Dans la perte de poids, on entend quasiment toujours qu’il faut créer un déficit calorique : augmenter la dépense, diminuer les apports afin d’obtenir une différence entre les entrées énergétiques et les sorties, en faveur d’un déficit. Ca parait cohérent… C’est un modèle thermodynamique qui semble simple en théorie.
Le soucis, c’est qu’on ne parle pas d’une machine ou d’une voiture, on parle d’un corps, d’un être vivant avec une complexité qui dépasse encore nos connaissances. A ce modèle thermodynamique se rajoute énormément de paramètres qui vont jouer sur le poids et sur la perte de poids. Ici, j’en cite quelque uns mais la liste n’est pas exhaustive.
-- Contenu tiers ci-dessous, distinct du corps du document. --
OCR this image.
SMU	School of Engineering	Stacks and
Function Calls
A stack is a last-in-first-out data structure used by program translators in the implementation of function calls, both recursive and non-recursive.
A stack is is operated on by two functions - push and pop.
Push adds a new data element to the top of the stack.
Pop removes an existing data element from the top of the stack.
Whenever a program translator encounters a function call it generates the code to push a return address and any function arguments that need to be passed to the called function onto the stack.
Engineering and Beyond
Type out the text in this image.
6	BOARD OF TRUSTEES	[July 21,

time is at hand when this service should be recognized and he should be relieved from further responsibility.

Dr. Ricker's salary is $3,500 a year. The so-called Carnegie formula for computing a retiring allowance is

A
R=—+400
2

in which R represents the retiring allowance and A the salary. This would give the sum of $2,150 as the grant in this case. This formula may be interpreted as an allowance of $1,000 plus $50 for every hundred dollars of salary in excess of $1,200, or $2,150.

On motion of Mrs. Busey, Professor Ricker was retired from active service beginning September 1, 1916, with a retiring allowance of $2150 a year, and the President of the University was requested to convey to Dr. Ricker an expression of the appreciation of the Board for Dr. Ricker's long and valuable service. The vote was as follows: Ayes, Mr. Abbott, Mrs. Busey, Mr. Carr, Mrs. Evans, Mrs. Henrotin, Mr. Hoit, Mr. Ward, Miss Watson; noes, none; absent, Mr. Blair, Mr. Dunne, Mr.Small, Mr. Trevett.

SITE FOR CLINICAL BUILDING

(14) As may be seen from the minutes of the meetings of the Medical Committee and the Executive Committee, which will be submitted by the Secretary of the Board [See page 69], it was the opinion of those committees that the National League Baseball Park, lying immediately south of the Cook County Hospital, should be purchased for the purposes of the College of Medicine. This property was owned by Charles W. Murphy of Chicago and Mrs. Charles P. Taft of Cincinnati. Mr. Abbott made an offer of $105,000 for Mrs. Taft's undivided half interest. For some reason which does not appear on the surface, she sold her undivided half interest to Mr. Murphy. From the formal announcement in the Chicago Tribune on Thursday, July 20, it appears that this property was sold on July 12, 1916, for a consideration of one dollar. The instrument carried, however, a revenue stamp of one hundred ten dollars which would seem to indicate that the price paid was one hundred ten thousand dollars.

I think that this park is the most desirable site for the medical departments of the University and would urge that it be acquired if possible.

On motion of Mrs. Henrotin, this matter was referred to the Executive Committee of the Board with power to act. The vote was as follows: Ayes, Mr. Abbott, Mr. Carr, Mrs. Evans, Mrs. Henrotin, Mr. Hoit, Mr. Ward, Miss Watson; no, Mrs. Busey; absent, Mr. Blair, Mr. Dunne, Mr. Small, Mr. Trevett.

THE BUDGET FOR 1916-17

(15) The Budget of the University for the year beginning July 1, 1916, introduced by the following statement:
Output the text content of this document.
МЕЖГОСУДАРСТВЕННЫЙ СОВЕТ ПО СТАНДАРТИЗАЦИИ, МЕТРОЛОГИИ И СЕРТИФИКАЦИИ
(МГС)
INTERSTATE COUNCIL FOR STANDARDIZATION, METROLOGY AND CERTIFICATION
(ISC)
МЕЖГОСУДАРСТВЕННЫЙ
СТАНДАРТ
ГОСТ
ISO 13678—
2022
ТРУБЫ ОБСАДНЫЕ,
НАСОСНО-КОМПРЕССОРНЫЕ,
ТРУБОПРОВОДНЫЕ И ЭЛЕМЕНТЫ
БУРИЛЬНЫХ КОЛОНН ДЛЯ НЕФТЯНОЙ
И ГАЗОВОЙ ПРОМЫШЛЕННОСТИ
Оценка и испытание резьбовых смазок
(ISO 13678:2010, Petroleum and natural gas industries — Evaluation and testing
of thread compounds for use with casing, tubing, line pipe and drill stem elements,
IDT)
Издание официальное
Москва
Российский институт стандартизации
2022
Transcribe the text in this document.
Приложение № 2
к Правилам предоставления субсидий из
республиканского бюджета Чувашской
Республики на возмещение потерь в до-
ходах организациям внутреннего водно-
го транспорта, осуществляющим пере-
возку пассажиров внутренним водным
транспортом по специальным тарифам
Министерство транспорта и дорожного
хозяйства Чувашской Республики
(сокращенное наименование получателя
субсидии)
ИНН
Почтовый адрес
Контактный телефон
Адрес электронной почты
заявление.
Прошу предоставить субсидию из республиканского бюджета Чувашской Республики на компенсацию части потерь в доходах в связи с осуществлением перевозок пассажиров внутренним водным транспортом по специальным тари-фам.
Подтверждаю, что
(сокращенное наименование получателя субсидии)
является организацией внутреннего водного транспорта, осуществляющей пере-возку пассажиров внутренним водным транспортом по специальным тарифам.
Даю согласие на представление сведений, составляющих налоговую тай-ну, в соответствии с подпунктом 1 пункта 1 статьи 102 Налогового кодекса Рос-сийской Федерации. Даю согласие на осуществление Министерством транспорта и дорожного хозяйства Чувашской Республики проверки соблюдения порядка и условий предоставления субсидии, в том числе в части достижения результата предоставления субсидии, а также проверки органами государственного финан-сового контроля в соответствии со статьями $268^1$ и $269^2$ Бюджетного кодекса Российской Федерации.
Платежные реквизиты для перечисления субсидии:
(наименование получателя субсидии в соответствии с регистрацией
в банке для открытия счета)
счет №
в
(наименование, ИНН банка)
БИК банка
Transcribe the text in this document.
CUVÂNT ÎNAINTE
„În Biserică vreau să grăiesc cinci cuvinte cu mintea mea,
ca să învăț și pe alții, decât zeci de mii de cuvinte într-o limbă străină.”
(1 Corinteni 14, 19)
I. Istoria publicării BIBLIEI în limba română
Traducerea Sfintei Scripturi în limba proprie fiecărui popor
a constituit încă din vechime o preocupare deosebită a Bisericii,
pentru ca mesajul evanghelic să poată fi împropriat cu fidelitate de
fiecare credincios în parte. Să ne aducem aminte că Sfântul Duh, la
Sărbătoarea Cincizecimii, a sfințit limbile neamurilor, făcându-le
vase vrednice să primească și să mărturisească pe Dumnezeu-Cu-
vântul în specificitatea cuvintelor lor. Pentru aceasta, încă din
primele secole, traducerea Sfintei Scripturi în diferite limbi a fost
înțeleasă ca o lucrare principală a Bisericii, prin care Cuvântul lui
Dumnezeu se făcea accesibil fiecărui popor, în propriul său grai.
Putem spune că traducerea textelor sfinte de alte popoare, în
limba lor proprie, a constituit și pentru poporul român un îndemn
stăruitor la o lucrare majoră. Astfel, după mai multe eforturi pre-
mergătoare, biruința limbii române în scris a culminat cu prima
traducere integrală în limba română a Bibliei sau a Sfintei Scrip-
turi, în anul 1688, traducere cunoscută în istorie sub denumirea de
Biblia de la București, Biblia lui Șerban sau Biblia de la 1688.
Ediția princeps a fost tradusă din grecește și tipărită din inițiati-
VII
Ce que l’on observe, c’est que parmi ces paramètres qui jouent sur le poids, un certain nombre ne sont pas modifiables. Par exemple, vous ne pouvez pas décider de changer votre passé, ni votre génétique. Je comprends que cela soit difficile à accepter, ne pas pouvoir contrôler pleinement sa perte de poids. Mais on peut aussi voir en cela, que la responsabilité face à son poids est très limitée et n’est en rien une question de volonté afin de gagner en flexibilité.